Govt deserves praise for oil imports stance

Kisumu Oil Jetty at Kenya Pipeline Company

Government officers and Kenya Pipeline Engineers inspect the newly constructed Kisumu Oil Jetty at Kenya Pipeline Company on this picture taken on February 28, 2018. File | Nation Media Group

What you need to know:

The issue: Oil Imports

Our view: The challenge now is to ensure that discussions with Dodoma over using the Port of Tanga produce an outcome that will be in the interests of the long-suffering end user.

The government of Uganda’s decision late last year to cease fuel purchases from Kenyan oil marketing companies (OMCs) has unwittingly received support from an unlikely source.

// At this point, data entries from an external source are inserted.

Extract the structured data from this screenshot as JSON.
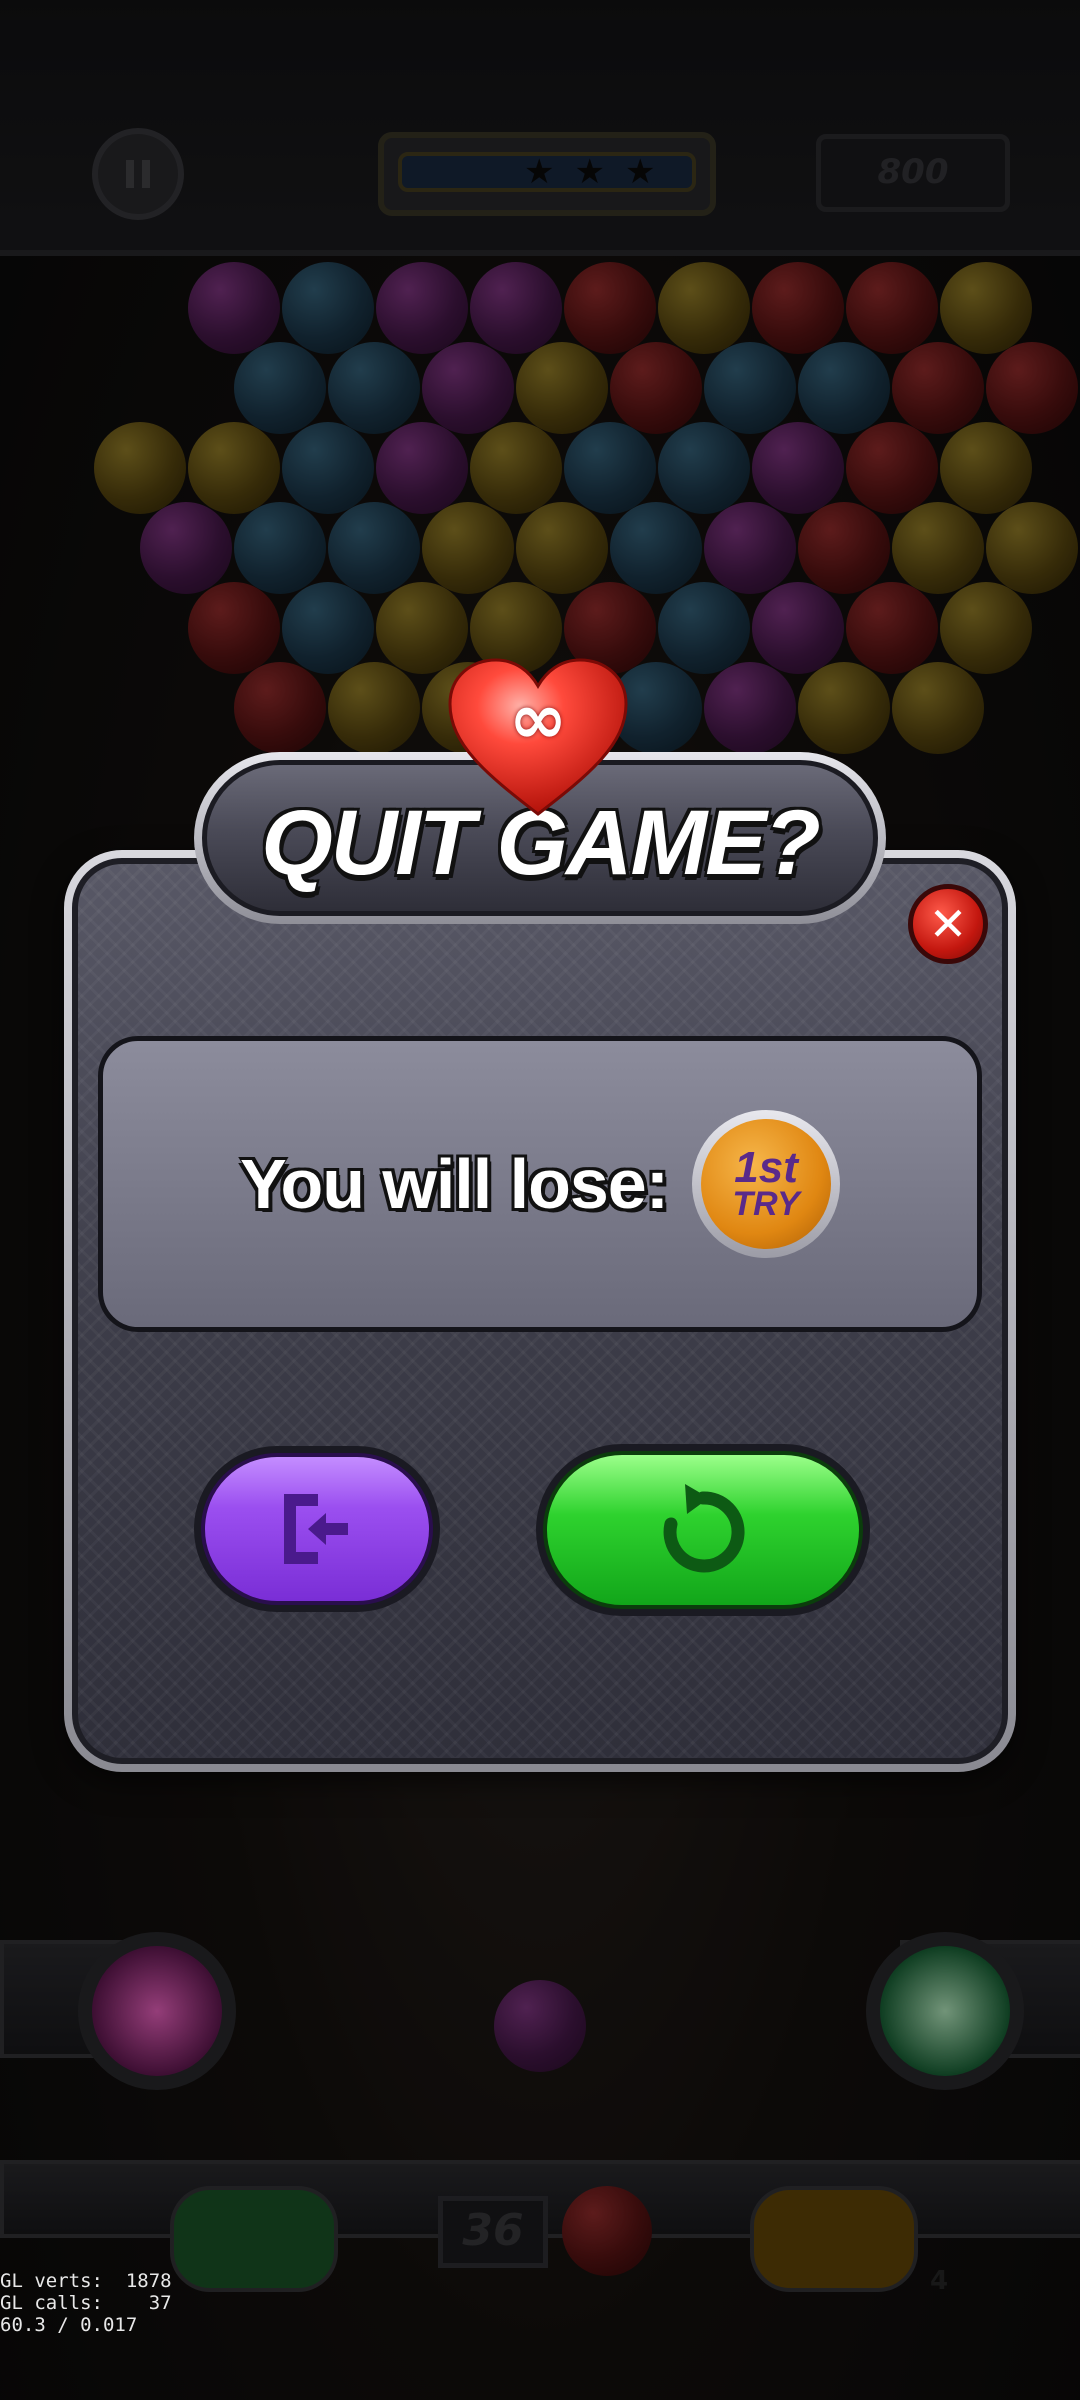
{
  "hud": {
    "score": "800",
    "stars_icon": "star-icons"
  },
  "dialog": {
    "title": "QUIT GAME?",
    "lives_badge": "∞",
    "lose_label": "You will lose:",
    "badge_line1": "1st",
    "badge_line2": "TRY",
    "close_icon": "close-icon",
    "quit_icon": "exit-door-icon",
    "retry_icon": "restart-arrow-icon"
  },
  "launcher": {
    "shots_remaining": "36",
    "booster_count": "4"
  },
  "debug": {
    "line1": "GL verts:  1878",
    "line2": "GL calls:    37",
    "line3": "60.3 / 0.017"
  },
  "colors": {
    "quit_button": "#9b4ff0",
    "retry_button": "#2ed22e",
    "close_button": "#c3170f",
    "badge": "#e08712"
  }
}
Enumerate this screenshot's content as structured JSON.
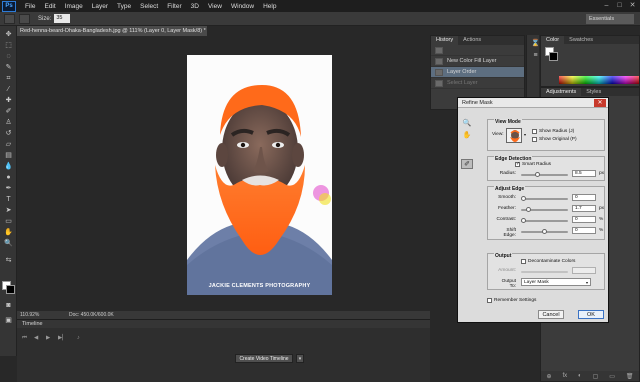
{
  "app": {
    "logo": "Ps"
  },
  "menu": [
    "File",
    "Edit",
    "Image",
    "Layer",
    "Type",
    "Select",
    "Filter",
    "3D",
    "View",
    "Window",
    "Help"
  ],
  "window_controls": [
    "–",
    "□",
    "✕"
  ],
  "options_bar": {
    "size_label": "Size:",
    "size_value": "35",
    "workspace": "Essentials"
  },
  "document": {
    "tab_title": "Red-henna-beard-Dhaka-Bangladesh.jpg @ 111% (Layer 0, Layer Mask/8) *",
    "zoom": "110.92%",
    "doc_size": "Doc: 450.0K/600.0K",
    "watermark": "JACKIE CLEMENTS PHOTOGRAPHY"
  },
  "timeline": {
    "title": "Timeline",
    "create_button": "Create Video Timeline",
    "dropdown_arrow": "▾"
  },
  "history": {
    "tabs": [
      "History",
      "Actions"
    ],
    "items": [
      {
        "label": "",
        "state": "normal"
      },
      {
        "label": "New Color Fill Layer",
        "state": "normal"
      },
      {
        "label": "Layer Order",
        "state": "selected"
      },
      {
        "label": "Select Layer",
        "state": "dim"
      }
    ]
  },
  "color_panel": {
    "tabs": [
      "Color",
      "Swatches"
    ]
  },
  "adjustments_panel": {
    "tabs": [
      "Adjustments",
      "Styles"
    ],
    "footer_icons": [
      "⊕",
      "fx",
      "◐",
      "▢",
      "▭",
      "🗑"
    ]
  },
  "refine_mask": {
    "title": "Refine Mask",
    "close_glyph": "✕",
    "view_mode": {
      "title": "View Mode",
      "view_label": "View:",
      "show_radius": "Show Radius (J)",
      "show_original": "Show Original (P)"
    },
    "edge_detection": {
      "title": "Edge Detection",
      "smart_radius": "Smart Radius",
      "smart_radius_checked": true,
      "radius_label": "Radius:",
      "radius_value": "8.5",
      "radius_unit": "px",
      "radius_slider": 0.34
    },
    "adjust_edge": {
      "title": "Adjust Edge",
      "rows": [
        {
          "label": "Smooth:",
          "value": "0",
          "unit": "",
          "slider": 0.0
        },
        {
          "label": "Feather:",
          "value": "1.7",
          "unit": "px",
          "slider": 0.12
        },
        {
          "label": "Contrast:",
          "value": "0",
          "unit": "%",
          "slider": 0.0
        },
        {
          "label": "Shift Edge:",
          "value": "0",
          "unit": "%",
          "slider": 0.5
        }
      ]
    },
    "output": {
      "title": "Output",
      "decontaminate": "Decontaminate Colors",
      "amount_label": "Amount:",
      "output_to_label": "Output To:",
      "output_to_value": "Layer Mask"
    },
    "remember": "Remember Settings",
    "cancel": "Cancel",
    "ok": "OK"
  },
  "colors": {
    "accent_blue": "#3b73c4",
    "henna": "#ff6a1a",
    "selected_row": "#5d6e80"
  }
}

Kampala has made clear its intention to pull the plug on the Kenyan OMCs that account for 90 percent of the 2.5 billion litres of petroleum products it annually imports at a tune of north of $2 billion.

Yesterday Business Daily, our sister publication in Kenya, reported that the country’s ombudsman established that a new purchase deal entered into last March left the end user poorer. Consumers in Kenya and the hinterland, the newspaper reported, “paid billions of shillings in additional costs of petroleum products under the government-to-government (G-to-G) oil deal that inflated the price of fuel compared to the previous supply system on which it was modelled.”

The widely felt impact of the premium currently charged by Kenyan OMCs has a frightening sense of permanence at Ugandan forecourts where prices have stabilised at Shs5,000 or thereabouts. President Museveni should be lauded for starting a conversation around this consequential subject.

A cursory look at figures adduced by the Museveni administration capture just how unsparing the middlemen’s efforts are. Kerosene, a mainstay in Ugandan households, is sold by middlemen at $114 per tonne when the asking price of bulk suppliers or refiners is $79.

For Diesel, the middlemen charge $118 per tonne compared to $83 from bulk suppliers or refiners. Elsewhere, the asking price of petrol from middlemen is $97.5 against $61.5 from bulk suppliers or refiners.

While it remains to be seen whether Vitol Bahrain will wave the proverbial magic wand, the region is starting to see through the desperate alarmism that the middlemen proffered.

Recent bilateral talks between presidents Museveni and Ruto could bring the Kenyan pipeline back into the picture. That notwithstanding, all pointers suggest that a new dispensation is in—excuse the cliché—the pipeline. The state-owned Uganda National Oil Company can essentially, under the new arrangement, settle payments for imports after receiving funds from the OMCs. This in effect means that Kampala ceases being party to the G-to-G agreement between Kenya and Saudi Arabia.

The aforementioned agreement has in the recent past been inundated with grim news, with the red flag from Kenya’s ombudsman the latest blow. Before, the agreement, which runs its course at the year end, popped eyes last December when a switch in the importation lineup saw Oryx Energies supplanted by Asharami & One Petroleum.

President Museveni must be credited for helping Uganda walk away from what is increasingly looking like an unmitigated disaster. The challenge now is to ensure that discussions with Dodoma over using the Port of Tanga produce an outcome that will be in the interests of the long-suffering end user. Or better still coaxing out an even better deal with Nairobi.